Do you have bullet wound insurance?Have you seen these new insurance commercials on television? These are some of the craziest I’ve ever seen. In one, you travel down the road in the driver seat of a car. Before a group of apartment-style mailboxes, a mailman smiles and delivers the mail. The scene abruptly morphs into a man with a sledgehammer, swinging wildly at the mailboxes, presumably trying to break them open. Another commercial shows a house slowly filling with water, all your possessions flowing out the front door like jetsam. In yet another, your burning house crumbles to ashes. You are left with dust.

These are some interesting times we live in, as the Chinese like to say. I see these commercials as a symptom of the larger issue at hand: that we are a terrified people. While the actual chances of being killed in a terrorist attack are orders of magnitude less than winning the lottery, we’ve managed to remake our entire society into one of fear. Do you remember when we were told to buy duct tape? To stock up on bottled water? Now with Katrina, and the ineptitude of the federal government, we’re not only afraid of man-made calamities, but natural ones too. We have been cowed.

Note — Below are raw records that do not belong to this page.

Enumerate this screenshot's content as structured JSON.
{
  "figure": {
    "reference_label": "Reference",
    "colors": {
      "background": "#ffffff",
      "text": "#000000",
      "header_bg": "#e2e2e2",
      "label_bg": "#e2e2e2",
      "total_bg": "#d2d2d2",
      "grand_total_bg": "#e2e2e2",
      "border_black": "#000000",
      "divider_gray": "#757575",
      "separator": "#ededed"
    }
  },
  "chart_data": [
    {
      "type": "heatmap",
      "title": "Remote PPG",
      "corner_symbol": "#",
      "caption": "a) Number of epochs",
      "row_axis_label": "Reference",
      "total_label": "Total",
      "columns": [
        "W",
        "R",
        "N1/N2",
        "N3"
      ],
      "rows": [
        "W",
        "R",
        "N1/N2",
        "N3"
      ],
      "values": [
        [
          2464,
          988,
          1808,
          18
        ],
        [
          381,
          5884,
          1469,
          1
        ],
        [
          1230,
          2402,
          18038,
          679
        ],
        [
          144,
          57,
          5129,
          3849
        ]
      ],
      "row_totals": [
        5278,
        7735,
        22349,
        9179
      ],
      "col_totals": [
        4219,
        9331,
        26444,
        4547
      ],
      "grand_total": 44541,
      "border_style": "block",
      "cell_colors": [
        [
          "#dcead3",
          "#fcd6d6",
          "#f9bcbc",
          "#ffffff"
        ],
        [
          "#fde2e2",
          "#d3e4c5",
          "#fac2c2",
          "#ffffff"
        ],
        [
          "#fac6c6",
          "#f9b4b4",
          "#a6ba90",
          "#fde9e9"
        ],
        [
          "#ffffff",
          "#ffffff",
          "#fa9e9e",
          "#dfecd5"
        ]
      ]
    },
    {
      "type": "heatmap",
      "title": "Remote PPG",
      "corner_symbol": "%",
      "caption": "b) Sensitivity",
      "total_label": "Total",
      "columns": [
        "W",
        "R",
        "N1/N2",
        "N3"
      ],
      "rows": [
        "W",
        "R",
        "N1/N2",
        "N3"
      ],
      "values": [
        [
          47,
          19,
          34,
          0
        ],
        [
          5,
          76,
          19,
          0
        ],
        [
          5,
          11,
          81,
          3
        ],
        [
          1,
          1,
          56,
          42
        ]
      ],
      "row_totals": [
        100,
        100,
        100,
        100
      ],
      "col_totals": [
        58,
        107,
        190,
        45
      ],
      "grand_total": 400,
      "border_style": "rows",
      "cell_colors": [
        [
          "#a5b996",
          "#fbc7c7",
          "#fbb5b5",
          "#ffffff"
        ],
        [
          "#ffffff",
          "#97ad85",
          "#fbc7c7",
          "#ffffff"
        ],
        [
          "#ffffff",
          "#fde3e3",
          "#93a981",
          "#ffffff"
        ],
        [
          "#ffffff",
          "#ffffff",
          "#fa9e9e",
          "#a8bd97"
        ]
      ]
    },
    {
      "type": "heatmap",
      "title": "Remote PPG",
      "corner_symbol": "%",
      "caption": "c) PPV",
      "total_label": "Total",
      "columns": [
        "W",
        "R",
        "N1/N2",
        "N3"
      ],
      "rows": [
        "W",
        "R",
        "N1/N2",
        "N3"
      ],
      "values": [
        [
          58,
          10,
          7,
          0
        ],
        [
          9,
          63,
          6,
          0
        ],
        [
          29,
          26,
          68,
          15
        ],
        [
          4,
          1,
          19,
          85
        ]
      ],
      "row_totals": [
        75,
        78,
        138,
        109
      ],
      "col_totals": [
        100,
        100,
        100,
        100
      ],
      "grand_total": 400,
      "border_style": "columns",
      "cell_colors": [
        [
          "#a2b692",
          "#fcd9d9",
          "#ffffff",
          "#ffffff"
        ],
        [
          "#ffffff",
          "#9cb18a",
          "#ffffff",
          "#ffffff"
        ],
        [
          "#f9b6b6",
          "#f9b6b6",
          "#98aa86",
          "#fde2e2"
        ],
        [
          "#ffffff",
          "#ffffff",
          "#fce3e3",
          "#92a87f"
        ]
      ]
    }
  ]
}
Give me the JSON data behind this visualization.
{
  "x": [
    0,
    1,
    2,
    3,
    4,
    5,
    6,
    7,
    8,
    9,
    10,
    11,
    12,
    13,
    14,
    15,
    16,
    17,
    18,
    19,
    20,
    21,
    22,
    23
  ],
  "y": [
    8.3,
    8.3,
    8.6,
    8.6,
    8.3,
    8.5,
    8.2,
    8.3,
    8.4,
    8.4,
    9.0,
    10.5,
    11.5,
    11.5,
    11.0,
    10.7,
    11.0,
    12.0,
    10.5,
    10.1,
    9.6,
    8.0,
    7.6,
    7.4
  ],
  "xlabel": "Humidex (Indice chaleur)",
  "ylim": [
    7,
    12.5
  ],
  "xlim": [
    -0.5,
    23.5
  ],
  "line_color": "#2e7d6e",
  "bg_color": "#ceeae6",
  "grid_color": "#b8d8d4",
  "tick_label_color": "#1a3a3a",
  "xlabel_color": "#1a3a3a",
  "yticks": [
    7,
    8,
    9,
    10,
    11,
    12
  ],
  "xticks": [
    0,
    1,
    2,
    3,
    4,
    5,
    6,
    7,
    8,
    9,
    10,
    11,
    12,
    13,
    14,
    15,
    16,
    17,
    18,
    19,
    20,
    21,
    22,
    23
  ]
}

And really, what are we doing about this state of fear? Or rather, State of Fear? We’re preparing, readying, buying indemnities. Instead of acting in a way to reduce the number of threats in our lives, we’re assuming they’re inevitable and planning for them. That’s the most insidious kind of evil, because when you presuppose something is going to happen, you subconsciously act to bring it about. Instead of buying flood, fire, calamity insurance, why aren’t we acting to reduce global warming and extreme weather events? Instead of walking around in a fearful trance, looking askance at that Arabic-looking man on the subway/train/bus with the large package and wondering if he’s just some Joe on his way home from a long day at work or a murderous fanatic who believes that greedy, godless Americans should all be killed, why aren’t we getting the hell out of Iraq and reaching out to the moderate Arab world and letting them know the West has absolutely no intention of destroying Islam? Surely, it’s not just the job of the State Department.

It seems to me that we have taken a crouched, safe position, instead of a pro-active one out of fear, and I think that simply blaming the current administration for the state of affairs is a cop-out, really. We could be doing something infinitely more useful than waiting for Shrub to bring the troops home.